Last week, Rachna and I were at the Oxford Bookstore on Park Street and happened to stumble into a lecture by Saeed Naqvi, a well-known journalist. He was there promoting his new book, Being The Other: The Muslim in India, which explains the roots of religious communalism and strained relationships between Muslim and Hindu communities—according to Naqvi, these divisions were first exploited by the British and then by subsequent political leaders and parties.
He quotes a line from a poem: The clouds are moving ecstatically from Kashi to Mathura and the sky will remain covered with dense clouds as long as there is Krishna in Braj. These words were penned not by a Krishna bhakta but by an Urdu poet named Mohsin Kakorvi, who wrote these lines for the birthday of the Prophet Mohammad. Unfortunately, in the current divisive religious climate in India, such syncretism is hard to even imagine.

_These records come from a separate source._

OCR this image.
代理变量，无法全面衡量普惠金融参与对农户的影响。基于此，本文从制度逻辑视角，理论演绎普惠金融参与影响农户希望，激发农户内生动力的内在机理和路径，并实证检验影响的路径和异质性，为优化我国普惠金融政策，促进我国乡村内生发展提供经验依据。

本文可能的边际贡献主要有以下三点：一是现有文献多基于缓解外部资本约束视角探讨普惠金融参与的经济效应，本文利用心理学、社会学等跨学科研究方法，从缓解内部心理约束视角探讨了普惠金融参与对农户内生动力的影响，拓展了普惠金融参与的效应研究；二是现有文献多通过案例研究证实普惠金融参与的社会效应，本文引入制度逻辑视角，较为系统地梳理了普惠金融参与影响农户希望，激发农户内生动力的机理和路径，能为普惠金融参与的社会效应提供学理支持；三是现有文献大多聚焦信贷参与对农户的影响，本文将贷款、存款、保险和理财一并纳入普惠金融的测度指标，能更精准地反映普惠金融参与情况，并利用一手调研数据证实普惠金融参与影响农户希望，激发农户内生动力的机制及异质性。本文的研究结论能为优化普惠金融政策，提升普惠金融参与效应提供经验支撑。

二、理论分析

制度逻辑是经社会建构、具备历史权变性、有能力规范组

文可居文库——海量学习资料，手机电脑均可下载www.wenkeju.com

I would love to read the entire book if possible—I have an interest in Hindu-Muslim relations and have actually written a few essays on topics such as the Ayodhya mosque and the larger Hindutva movement. I even wrote my Economics capstone on the beef ban, something I see mostly as a religious issue.
I do have to mention that I was disappointed when trying to talk to Naqvi however! Rachna and I went up and introduced ourselves and hoped to ask him a question or two—and he openly disregarded us! Everyone else in the audience was at least 40 years older than us so I assumed that Naqvi would be glad to see some young blood in the room—apparently not. It was especially shocking since I’m used to speaking with American scholars who are enthusiastic to speak with students. I hope it was simply him and not a larger Indian phenomenon.